Program 632,
  June 6, 2000


A. New Materials have "Reversed" Physical Properties

Narrator: This is Science Today. Physicists at the University of California, San Diego have developed a new class of materials that's been theorized but never before seen in nature. Project scientist David Smith says these unique materials essentially reverse many of the physical electromagnetic or light scattering properties governing normal materials, including the Doppler effect.

Smith:The analogy with sound for example, if you see a fire engine coming toward you and it has a siren on, you hear it shifted up in frequency and when it passes, it goes down in frequency. Well, the same thing happens with light. In this "left handed" medium, the opposite occurs.

Narrator: "Left-handed" refers the new materials' ability to reverse one of the "right-hand" rules of physics, such as the direction of electric and magnetic waves. By controlling this direction, there's the potential for new devices.

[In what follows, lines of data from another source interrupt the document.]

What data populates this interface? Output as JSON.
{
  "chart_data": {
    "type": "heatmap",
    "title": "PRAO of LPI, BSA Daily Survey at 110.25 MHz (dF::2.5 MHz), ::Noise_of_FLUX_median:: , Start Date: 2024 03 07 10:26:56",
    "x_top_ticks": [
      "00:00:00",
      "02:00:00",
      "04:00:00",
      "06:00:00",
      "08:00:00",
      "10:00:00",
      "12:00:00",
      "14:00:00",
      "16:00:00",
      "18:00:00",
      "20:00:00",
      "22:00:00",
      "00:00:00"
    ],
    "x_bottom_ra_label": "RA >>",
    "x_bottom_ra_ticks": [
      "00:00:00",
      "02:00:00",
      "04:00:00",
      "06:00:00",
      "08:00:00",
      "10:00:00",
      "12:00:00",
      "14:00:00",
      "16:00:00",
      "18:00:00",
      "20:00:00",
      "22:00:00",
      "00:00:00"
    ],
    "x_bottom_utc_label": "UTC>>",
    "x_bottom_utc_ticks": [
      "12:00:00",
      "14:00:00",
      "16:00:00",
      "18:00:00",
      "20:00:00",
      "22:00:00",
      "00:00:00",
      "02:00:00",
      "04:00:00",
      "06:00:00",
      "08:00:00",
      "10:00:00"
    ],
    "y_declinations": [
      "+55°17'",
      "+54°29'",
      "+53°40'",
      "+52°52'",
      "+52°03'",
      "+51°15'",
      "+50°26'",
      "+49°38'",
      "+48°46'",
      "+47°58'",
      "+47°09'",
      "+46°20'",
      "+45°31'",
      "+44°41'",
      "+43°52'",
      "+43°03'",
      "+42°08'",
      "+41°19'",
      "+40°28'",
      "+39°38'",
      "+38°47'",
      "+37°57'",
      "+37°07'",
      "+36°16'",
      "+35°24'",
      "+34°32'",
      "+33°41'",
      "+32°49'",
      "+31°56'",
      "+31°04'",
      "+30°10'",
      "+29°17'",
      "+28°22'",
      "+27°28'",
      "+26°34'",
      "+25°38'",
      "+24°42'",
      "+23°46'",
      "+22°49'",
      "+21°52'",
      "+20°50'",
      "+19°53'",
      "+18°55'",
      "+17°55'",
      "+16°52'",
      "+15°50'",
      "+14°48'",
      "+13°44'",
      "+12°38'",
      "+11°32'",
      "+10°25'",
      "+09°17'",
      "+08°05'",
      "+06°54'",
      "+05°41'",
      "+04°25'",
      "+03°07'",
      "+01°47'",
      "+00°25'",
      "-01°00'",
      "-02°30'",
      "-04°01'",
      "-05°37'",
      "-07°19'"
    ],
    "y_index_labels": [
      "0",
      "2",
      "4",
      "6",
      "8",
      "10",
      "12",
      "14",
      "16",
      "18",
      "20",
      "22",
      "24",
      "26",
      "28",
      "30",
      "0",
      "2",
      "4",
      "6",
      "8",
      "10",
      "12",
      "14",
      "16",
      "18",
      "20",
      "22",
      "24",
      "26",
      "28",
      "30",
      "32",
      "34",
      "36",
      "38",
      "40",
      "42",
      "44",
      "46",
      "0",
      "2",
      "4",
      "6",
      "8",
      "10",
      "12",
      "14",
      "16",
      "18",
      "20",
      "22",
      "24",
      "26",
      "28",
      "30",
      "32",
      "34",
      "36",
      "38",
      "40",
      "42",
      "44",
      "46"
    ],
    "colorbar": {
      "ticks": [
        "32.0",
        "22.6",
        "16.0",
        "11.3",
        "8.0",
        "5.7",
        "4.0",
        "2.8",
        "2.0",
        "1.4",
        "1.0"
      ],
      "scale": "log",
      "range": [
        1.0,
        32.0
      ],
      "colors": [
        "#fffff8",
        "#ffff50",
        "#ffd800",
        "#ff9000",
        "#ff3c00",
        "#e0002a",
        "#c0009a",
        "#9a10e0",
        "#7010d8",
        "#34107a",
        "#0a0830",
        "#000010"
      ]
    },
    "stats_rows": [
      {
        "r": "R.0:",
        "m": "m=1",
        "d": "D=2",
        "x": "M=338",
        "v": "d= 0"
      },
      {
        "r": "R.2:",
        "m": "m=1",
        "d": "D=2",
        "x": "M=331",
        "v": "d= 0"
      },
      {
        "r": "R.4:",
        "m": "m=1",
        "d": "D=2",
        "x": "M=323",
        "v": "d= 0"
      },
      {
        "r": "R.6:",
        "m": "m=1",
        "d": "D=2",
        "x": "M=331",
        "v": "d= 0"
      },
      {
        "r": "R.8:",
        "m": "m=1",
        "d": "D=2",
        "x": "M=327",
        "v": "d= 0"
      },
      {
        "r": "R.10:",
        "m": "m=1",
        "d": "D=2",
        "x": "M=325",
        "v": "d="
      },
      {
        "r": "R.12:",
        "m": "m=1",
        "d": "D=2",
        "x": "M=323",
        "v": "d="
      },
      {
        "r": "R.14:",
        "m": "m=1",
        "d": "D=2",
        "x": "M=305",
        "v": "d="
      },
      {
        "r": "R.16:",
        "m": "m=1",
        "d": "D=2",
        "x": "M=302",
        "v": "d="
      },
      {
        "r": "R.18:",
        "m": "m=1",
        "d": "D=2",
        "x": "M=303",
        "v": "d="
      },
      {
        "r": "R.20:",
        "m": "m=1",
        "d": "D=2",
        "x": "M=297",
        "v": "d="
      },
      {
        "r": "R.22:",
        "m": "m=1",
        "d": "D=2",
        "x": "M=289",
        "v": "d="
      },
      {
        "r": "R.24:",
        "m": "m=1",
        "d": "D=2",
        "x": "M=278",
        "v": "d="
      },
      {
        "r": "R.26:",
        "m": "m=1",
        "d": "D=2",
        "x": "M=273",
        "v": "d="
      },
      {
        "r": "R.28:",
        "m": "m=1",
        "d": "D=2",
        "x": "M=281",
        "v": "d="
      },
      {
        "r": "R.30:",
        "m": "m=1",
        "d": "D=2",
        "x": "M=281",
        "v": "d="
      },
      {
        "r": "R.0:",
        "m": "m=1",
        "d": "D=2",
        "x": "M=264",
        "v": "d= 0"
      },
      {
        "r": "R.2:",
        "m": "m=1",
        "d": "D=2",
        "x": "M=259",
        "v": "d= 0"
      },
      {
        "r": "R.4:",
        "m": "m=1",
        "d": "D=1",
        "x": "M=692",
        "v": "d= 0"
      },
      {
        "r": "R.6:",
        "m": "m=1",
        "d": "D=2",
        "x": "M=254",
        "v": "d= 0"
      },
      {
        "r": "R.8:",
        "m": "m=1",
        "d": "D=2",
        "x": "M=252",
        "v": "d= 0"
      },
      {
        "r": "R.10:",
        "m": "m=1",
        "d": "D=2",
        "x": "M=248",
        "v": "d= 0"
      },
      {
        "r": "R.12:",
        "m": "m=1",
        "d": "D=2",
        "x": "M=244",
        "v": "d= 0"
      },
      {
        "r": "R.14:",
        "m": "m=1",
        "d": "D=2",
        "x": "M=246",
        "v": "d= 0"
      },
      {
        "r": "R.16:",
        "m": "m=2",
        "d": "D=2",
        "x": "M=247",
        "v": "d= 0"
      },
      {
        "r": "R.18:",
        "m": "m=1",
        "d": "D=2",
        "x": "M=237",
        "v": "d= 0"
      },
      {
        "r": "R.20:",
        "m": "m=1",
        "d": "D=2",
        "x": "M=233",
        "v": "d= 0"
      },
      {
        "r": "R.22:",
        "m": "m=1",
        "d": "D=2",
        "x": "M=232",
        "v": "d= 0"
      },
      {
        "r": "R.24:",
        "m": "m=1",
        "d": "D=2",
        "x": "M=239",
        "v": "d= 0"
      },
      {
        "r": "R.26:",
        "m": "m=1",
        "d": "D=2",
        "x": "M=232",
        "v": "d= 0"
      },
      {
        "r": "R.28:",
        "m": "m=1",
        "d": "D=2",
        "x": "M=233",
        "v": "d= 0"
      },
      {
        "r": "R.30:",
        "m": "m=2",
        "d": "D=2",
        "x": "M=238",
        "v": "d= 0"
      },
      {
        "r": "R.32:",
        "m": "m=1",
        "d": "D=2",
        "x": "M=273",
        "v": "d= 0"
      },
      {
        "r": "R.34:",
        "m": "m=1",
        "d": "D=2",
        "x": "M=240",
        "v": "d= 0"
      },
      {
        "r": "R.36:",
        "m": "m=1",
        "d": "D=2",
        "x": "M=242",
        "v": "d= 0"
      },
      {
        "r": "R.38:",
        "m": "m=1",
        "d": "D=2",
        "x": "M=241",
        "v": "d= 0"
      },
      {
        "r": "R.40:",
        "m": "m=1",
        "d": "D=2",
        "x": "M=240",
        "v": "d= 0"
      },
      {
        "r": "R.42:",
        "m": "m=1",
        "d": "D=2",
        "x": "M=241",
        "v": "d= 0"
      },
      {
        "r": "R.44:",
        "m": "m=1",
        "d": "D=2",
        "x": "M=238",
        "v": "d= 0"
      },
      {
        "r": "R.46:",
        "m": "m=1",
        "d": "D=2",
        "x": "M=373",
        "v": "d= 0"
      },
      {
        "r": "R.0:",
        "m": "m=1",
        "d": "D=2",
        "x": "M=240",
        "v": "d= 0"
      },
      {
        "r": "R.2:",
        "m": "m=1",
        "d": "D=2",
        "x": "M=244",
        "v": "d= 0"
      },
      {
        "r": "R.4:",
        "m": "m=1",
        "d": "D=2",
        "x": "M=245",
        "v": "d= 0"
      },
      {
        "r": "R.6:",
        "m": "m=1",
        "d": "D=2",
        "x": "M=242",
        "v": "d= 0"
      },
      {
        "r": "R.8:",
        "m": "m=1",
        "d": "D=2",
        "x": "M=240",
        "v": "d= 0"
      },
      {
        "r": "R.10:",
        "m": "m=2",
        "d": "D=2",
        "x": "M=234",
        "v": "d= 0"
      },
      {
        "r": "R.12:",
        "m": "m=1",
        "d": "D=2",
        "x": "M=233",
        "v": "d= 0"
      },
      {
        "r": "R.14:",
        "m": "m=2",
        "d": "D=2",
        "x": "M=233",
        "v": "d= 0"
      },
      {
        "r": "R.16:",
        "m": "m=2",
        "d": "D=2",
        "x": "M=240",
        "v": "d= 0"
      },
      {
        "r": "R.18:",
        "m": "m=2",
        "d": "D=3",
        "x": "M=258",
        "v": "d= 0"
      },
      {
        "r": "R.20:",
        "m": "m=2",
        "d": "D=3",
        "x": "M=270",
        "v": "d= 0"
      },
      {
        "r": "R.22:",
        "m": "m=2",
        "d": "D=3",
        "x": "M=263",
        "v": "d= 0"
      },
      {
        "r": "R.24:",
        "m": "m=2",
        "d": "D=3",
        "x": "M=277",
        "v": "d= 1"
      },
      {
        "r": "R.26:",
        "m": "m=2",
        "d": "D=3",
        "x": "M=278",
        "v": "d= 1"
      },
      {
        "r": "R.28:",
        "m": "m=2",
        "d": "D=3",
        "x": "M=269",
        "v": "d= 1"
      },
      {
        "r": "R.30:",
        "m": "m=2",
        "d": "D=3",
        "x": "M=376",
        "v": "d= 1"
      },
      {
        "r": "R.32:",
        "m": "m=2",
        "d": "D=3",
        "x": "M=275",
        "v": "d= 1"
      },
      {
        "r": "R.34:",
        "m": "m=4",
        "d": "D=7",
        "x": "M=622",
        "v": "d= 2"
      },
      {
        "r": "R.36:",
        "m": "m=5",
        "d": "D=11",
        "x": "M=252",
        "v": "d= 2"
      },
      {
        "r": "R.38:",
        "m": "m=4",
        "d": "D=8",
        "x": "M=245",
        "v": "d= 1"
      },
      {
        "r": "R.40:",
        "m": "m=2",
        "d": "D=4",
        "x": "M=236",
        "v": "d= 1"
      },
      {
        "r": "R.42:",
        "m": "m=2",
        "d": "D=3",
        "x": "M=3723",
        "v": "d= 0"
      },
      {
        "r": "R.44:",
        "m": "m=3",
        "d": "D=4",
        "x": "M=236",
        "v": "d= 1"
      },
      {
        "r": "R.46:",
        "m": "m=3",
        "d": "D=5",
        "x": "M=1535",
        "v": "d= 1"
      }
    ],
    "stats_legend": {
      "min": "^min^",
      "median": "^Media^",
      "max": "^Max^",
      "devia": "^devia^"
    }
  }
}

Smith: The obvious example is the communications industry which is filled with applications and needs of controlling all forms of radiation from microwave down to megahertz radio waves and even up to infrared and light waves.

Narrator: For Science Today, I'm Larissa Branin.

B. New Insight into Watershed Systems

Narrator: This is Science Today. A mathematical technique similar to one used in astrophysics has helped researchers measure how long watersheds hold water and over what time scales they released that water into streams. James Kirchner, a professor of geology and geophysics at the University of California, Berkeley, was one of the study's lead authors.

Kirchner: In general, watersheds flush themselves out over much longer time scales and having much longer chemical memory of the rain that has fallen on them or the fertilizers that have been spread on them or what have you, than anyone previously expected.

Narrator: Basically, contaminants will initially be flushed out quickly, but then low-level contamination will be fed to streams for a surprisingly long time. Kirchner recently used a similar mathematical technique to measure the time lag of the Earth's recovery after an extinction event.

Kirchner: The actual sort of mathematics is all done fairly simply on a personal computer. So, intellectually it's rocket science, but these days it's very simple to do the calculations.

Narrator: For Science Today, I'm Larissa Branin.

C. The Many Sources of an Ozone-depleting Substance

Narrator: This is Science Today. Methyl bromide is a substance that's produced naturally by the oceans and plants on land. But it's also a widely manufactured pesticide and by-product of fuel combustion. Robert Rhew, a researcher at the University of California's Scripps Institution of Oceanography, says because methyl bromide is an ozone-depleting substance, there are national efforts to control its production.

Rhew: And the big question is - how much is being produced by humans and how much is being produced by nature? And what I'm working on is trying to figure out how the natural system works independent of the human system. In order to try to understand what's happening currently in the atmosphere, that's a prerequisite to trying to predict what's going to happen in the future - especially when we want to implement certain regulations.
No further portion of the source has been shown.